O americano Chris Burden revolucionou o mundo das artes contemporâneas. Quando ainda era estudante, na década de 1960, fez sua primeira performance ao se trancar dentro de um armário minúsculo por cinco dias. Anos depois, ganhou notoriedade ao se deixar atingir por um tiro de fuzil no braço, levantando um debate sem fim sobre o que é arte.
A discussão sobre os méritos artísticos de Burden continua até hoje — para saber mais, vale a pena conferir o documentário ‘Burden’, de 2016, disponível no Netflix. O que não se discute é a coragem de Chris, que abriu seu caminho para o estrelato artístico com criatividade e performances nas quais arriscava a própria vida. Se isso é arte ou não, os críticos que decidam.
No Brasil, mais especificamente em Brasília, a coragem está em falta. Cantores, atores, produtores e toda sorte de personalidades do meio cultural fizeram uma romaria até o Supremo Tribunal Federal para denunciar a terrível censura em vigor sob o atual governo. Você provavelmente não sabia que isso estava acontecendo, mas Caetano Veloso, Luís Carlos Barreto, Caco Ciocler (quem?), Caio Blat e outros menos famosos querem que você acredite nisso.
O evento que reuniu a nata da cultura brasileira foi uma audiência pública realizada nesta segunda-feira (04) no STF, por causa de uma ação feita pelo partido Rede Sustentabilidade para “discutir medidas do governo que impõem novas formas de censura”, como andaram divulgando por aí.

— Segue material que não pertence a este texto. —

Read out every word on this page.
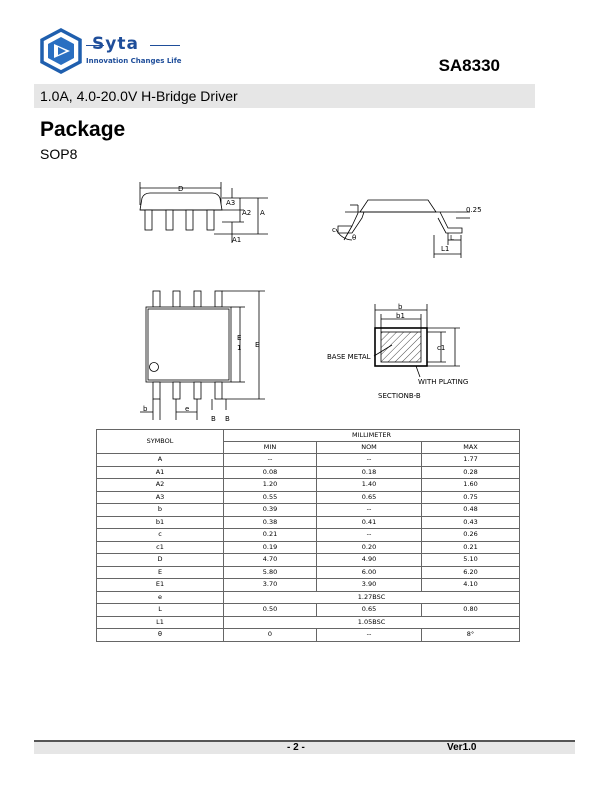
Syta
Innovation Changes Life	SA8330
1.0A, 4.0-20.0V H-Bridge Driver
Package
SOP8
D
A3
A2 A
A1
0.25
c
θ	L
L1
E
1 E
b
b1
c1
BASE METAL
WITH PLATING
SECTIONB-B
b	e
B B
SYMBOL	MILLIMETER		
	MIN	NOM	MAX
A	--	--	1.77
A1	0.08	0.18	0.28
A2	1.20	1.40	1.60
A3	0.55	0.65	0.75
b	0.39	--	0.48
b1	0.38	0.41	0.43
c	0.21	--	0.26
c1	0.19	0.20	0.21
D	4.70	4.90	5.10
E	5.80	6.00	6.20
E1	3.70	3.90	4.10
e	1.27BSC		
L	0.50	0.65	0.80
L1	1.05BSC		
θ	0	--	8°
- 2 -	Ver1.0
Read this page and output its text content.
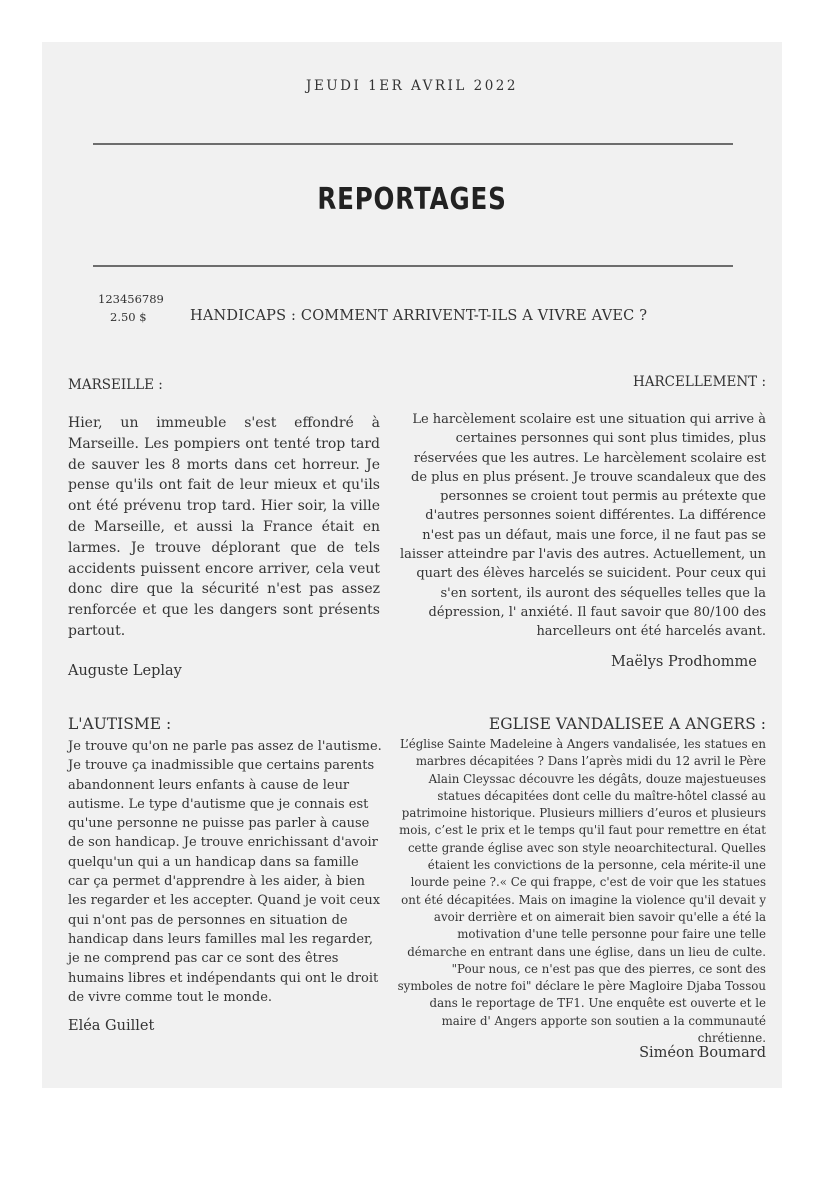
JEUDI 1ER AVRIL 2022
REPORTAGES
123456789
2.50 $	HANDICAPS : COMMENT ARRIVENT-T-ILS A VIVRE AVEC ?
MARSEILLE :

Hier, un immeuble s'est effondré à Marseille. Les pompiers ont tenté trop tard de sauver les 8 morts dans cet horreur. Je pense qu'ils ont fait de leur mieux et qu'ils ont été prévenu trop tard. Hier soir, la ville de Marseille, et aussi la France était en larmes. Je trouve déplorant que de tels accidents puissent encore arriver, cela veut donc dire que la sécurité n'est pas assez renforcée et que les dangers sont présents partout.

Auguste Leplay
HARCELLEMENT :

Le harcèlement scolaire est une situation qui arrive à certaines personnes qui sont plus timides, plus réservées que les autres. Le harcèlement scolaire est de plus en plus présent. Je trouve scandaleux que des personnes se croient tout permis au prétexte que d'autres personnes soient différentes. La différence n'est pas un défaut, mais une force, il ne faut pas se laisser atteindre par l'avis des autres. Actuellement, un quart des élèves harcelés se suicident. Pour ceux qui s'en sortent, ils auront des séquelles telles que la dépression, l' anxiété. Il faut savoir que 80/100 des harcelleurs ont été harcelés avant.

Maëlys Prodhomme
L'AUTISME :

Je trouve qu'on ne parle pas assez de l'autisme. Je trouve ça inadmissible que certains parents abandonnent leurs enfants à cause de leur autisme. Le type d'autisme que je connais est qu'une personne ne puisse pas parler à cause de son handicap. Je trouve enrichissant d'avoir quelqu'un qui a un handicap dans sa famille car ça permet d'apprendre à les aider, à bien les regarder et les accepter. Quand je voit ceux qui n'ont pas de personnes en situation de handicap dans leurs familles mal les regarder, je ne comprend pas car ce sont des êtres humains libres et indépendants qui ont le droit de vivre comme tout le monde.

Eléa Guillet
EGLISE VANDALISEE A ANGERS :

L’église Sainte Madeleine à Angers vandalisée, les statues en marbres décapitées ? Dans l’après midi du 12 avril le Père Alain Cleyssac découvre les dégâts, douze majestueuses statues décapitées dont celle du maître-hôtel classé au patrimoine historique. Plusieurs milliers d’euros et plusieurs mois, c’est le prix et le temps qu'il faut pour remettre en état cette grande église avec son style neoarchitectural. Quelles étaient les convictions de la personne, cela mérite-il une lourde peine ?.« Ce qui frappe, c'est de voir que les statues ont été décapitées. Mais on imagine la violence qu'il devait y avoir derrière et on aimerait bien savoir qu'elle a été la motivation d'une telle personne pour faire une telle démarche en entrant dans une église, dans un lieu de culte. "Pour nous, ce n'est pas que des pierres, ce sont des symboles de notre foi" déclare le père Magloire Djaba Tossou dans le reportage de TF1. Une enquête est ouverte et le maire d' Angers apporte son soutien a la communauté chrétienne.

Siméon Boumard
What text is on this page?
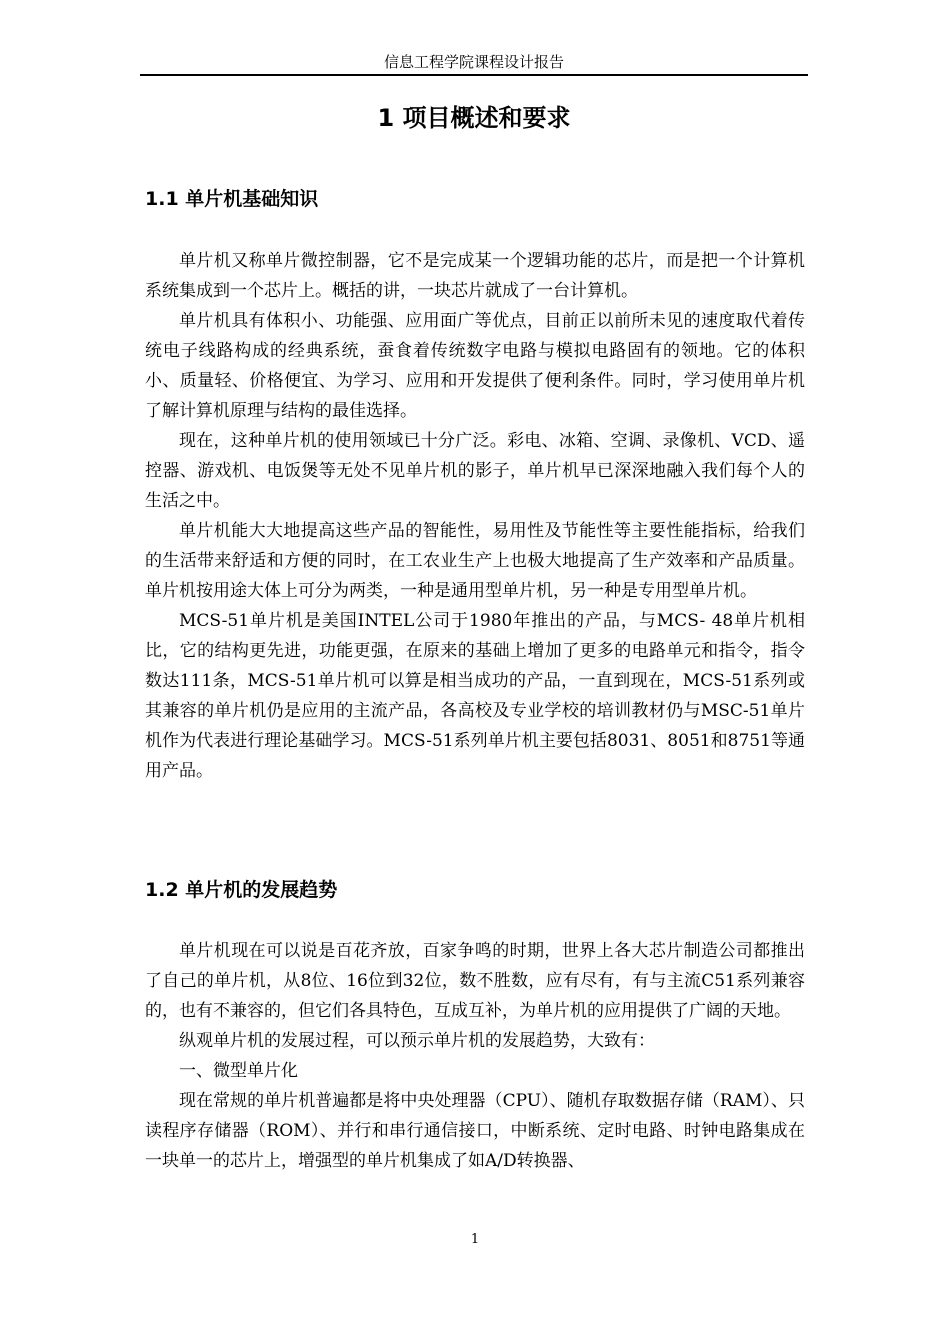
信息工程学院课程设计报告
1 项目概述和要求
1.1 单片机基础知识

单片机又称单片微控制器，它不是完成某一个逻辑功能的芯片，而是把一个计算机系统集成到一个芯片上。概括的讲，一块芯片就成了一台计算机。

单片机具有体积小、功能强、应用面广等优点，目前正以前所未见的速度取代着传统电子线路构成的经典系统，蚕食着传统数字电路与模拟电路固有的领地。它的体积小、质量轻、价格便宜、为学习、应用和开发提供了便利条件。同时，学习使用单片机了解计算机原理与结构的最佳选择。

现在，这种单片机的使用领域已十分广泛。彩电、冰箱、空调、录像机、VCD、遥控器、游戏机、电饭煲等无处不见单片机的影子，单片机早已深深地融入我们每个人的生活之中。

单片机能大大地提高这些产品的智能性，易用性及节能性等主要性能指标，给我们的生活带来舒适和方便的同时，在工农业生产上也极大地提高了生产效率和产品质量。单片机按用途大体上可分为两类，一种是通用型单片机，另一种是专用型单片机。

MCS-51单片机是美国INTEL公司于1980年推出的产品，与MCS- 48单片机相比，它的结构更先进，功能更强，在原来的基础上增加了更多的电路单元和指令，指令数达111条，MCS-51单片机可以算是相当成功的产品，一直到现在，MCS-51系列或其兼容的单片机仍是应用的主流产品，各高校及专业学校的培训教材仍与MSC-51单片机作为代表进行理论基础学习。MCS-51系列单片机主要包括8031、8051和8751等通用产品。

1.2 单片机的发展趋势

单片机现在可以说是百花齐放，百家争鸣的时期，世界上各大芯片制造公司都推出了自己的单片机，从8位、16位到32位，数不胜数，应有尽有，有与主流C51系列兼容的，也有不兼容的，但它们各具特色，互成互补，为单片机的应用提供了广阔的天地。

纵观单片机的发展过程，可以预示单片机的发展趋势，大致有：

一、微型单片化

现在常规的单片机普遍都是将中央处理器（CPU）、随机存取数据存储（RAM）、只读程序存储器（ROM）、并行和串行通信接口，中断系统、定时电路、时钟电路集成在一块单一的芯片上，增强型的单片机集成了如A/D转换器、

1
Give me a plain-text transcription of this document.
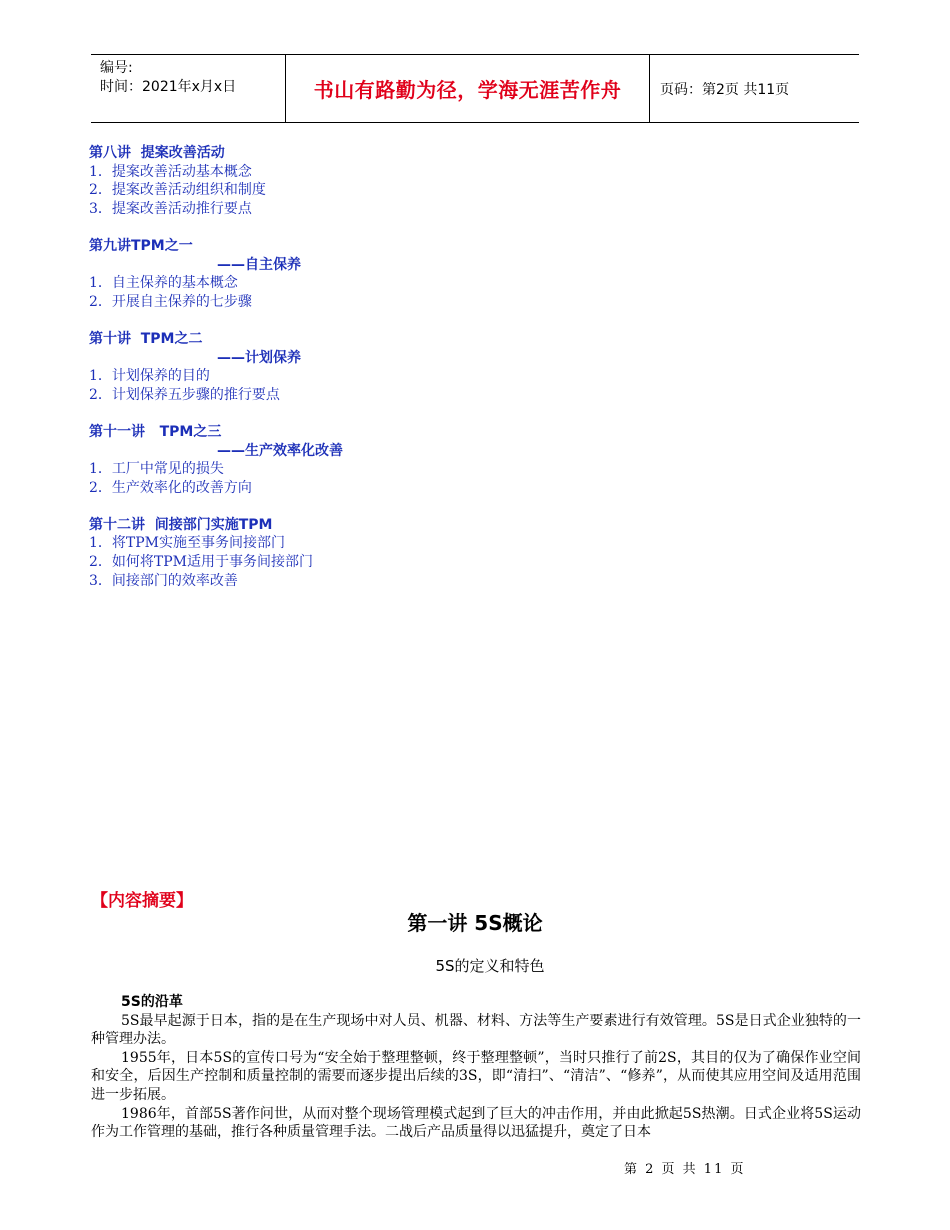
编号:
时间：2021年x月x日	书山有路勤为径，学海无涯苦作舟	页码：第2页 共11页
第八讲  提案改善活动
1．提案改善活动基本概念
2．提案改善活动组织和制度
3．提案改善活动推行要点
第九讲TPM之一
——自主保养
1．自主保养的基本概念
2．开展自主保养的七步骤
第十讲  TPM之二
——计划保养
1．计划保养的目的
2．计划保养五步骤的推行要点
第十一讲   TPM之三
——生产效率化改善
1．工厂中常见的损失
2．生产效率化的改善方向
第十二讲  间接部门实施TPM
1．将TPM实施至事务间接部门
2．如何将TPM适用于事务间接部门
3．间接部门的效率改善
【内容摘要】
第一讲 5S概论
5S的定义和特色
5S的沿革

5S最早起源于日本，指的是在生产现场中对人员、机器、材料、方法等生产要素进行有效管理。5S是日式企业独特的一种管理办法。

1955年，日本5S的宣传口号为“安全始于整理整顿，终于整理整顿”，当时只推行了前2S，其目的仅为了确保作业空间和安全，后因生产控制和质量控制的需要而逐步提出后续的3S，即“清扫”、“清洁”、“修养”，从而使其应用空间及适用范围进一步拓展。

1986年，首部5S著作问世，从而对整个现场管理模式起到了巨大的冲击作用，并由此掀起5S热潮。日式企业将5S运动作为工作管理的基础，推行各种质量管理手法。二战后产品质量得以迅猛提升，奠定了日本

第 2 页 共 11 页
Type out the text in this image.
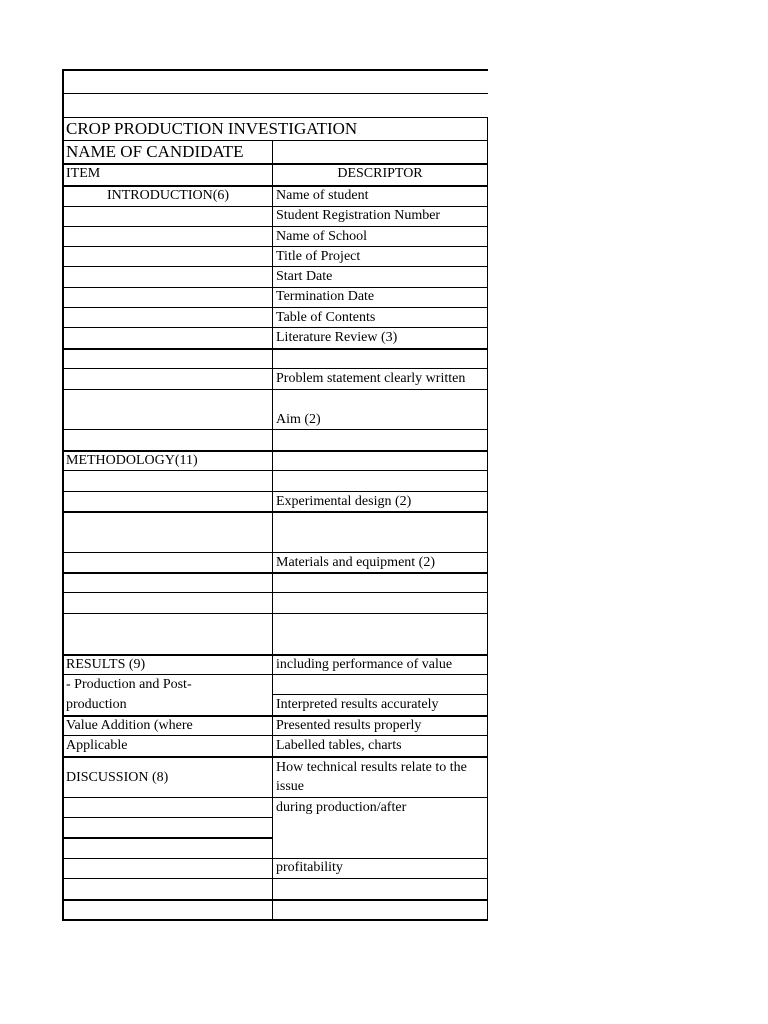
CROP PRODUCTION INVESTIGATION
NAME OF CANDIDATE
ITEM	DESCRIPTOR
INTRODUCTION(6)
METHODOLOGY(11)
RESULTS (9)
- Production and Post-
production
Value Addition (where
Applicable
DISCUSSION (8)
Name of student
Student Registration Number
Name of School
Title of Project
Start Date
Termination Date
Table of Contents
Literature Review (3)
Problem statement clearly written
Aim (2)
Experimental design (2)
Materials and equipment (2)
including performance of value
Interpreted results accurately
Presented results properly
Labelled tables, charts
How technical results relate to the
issue
during production/after
profitability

Por mais que os supracitados queiram que a coisa toda seja retratada com ares heroicos, como se fossem paladinos da liberdade de expressão lutando contra uma ditadura malvadona, no fundo a questão se resume ao vil metal: grana, tutu, bufunfa, verdinhas, dinheiro. A peregrinação dos baluartes da arte tupiniquim tinha o objetivo de reclamar da medida do governo Bolsonaro que transferiu o Conselho Superior do Cinema do Ministério da Cidadania para a Casa Civil.
Caco Ciocler (duplo ‘quem?’) disse à Folha de S. Paulo que “por mais que exista uma Constituição que garanta a não censura, não é à toa que estamos aqui reunidos. É porque em algum lugar estamos sentindo a censura na prática”, afirmou o ator. Existe, de acordo com ele, uma “sensação real, concreta, da classe artística de que existe um movimento muito ligado a uma questão de valores cristãos”.
Caetano se disse preocupado com a liberdade de expressão, “porque existe essa ameaça, meio vaga, mas muito repetida, de não aceitação, através da retirada de subsídios ou de possibilidades de realização de projetos.”
Deixei o melhor para o final. O ator Caio Blat se saiu com esta: “Noventa e nove por cento de ‘Grande Sertão: Veredas’ é um romance homoafetivo. Guimarães Rosa talvez não poderia desenvolver a maior obra-prima da literatura brasileira se ele dependesse desse edital [do governo].”
A ideia de que Guimarães Rosa precisasse de um edital do governo para escrever ‘Grande Sertão: Veredas’ é tão risível, tão estapafúrdia, que eu atribuo tamanho disparate a anos de dinheiro fácil fluindo do bolso dos pagadores de impostos para os artistas mais ricos do País. Quando a torneira secou, bateu o desespero, levando pessoas inteligentes (como acredito ser o caso de Caio Blat) a falar sandices.
Mais uma vez, é bom reforçar, a questão por trás dessa falsa luta pela liberdade de expressão é o dinheiro. Blat não foi censurado. Mas como o governo ainda não liberou a verba para seu projeto de filmar o livro, ele disse que “a censura já está instalada neste país. De forma velada, de forma imunda, agora o que se está fazendo é uma limpeza ideológica velada, tentando excluir os mais fracos, excluir a diversidade.”
Na falta de uma censura de verdade, os artistas brasileiros resolveram criar uma para chamar de sua. São os falsos mártires de uma falsa ditadura.
Se Caio Blat quiser transformar ‘Grande Sertão: Veredas’ em filme com seus próprios recursos ou com o de um mecenas, não será impedido, não sofrerá censura. Chris Burden tomou um tiro pela sua arte. Caio Blat e companhia só precisam abrir mão do dinheiro público.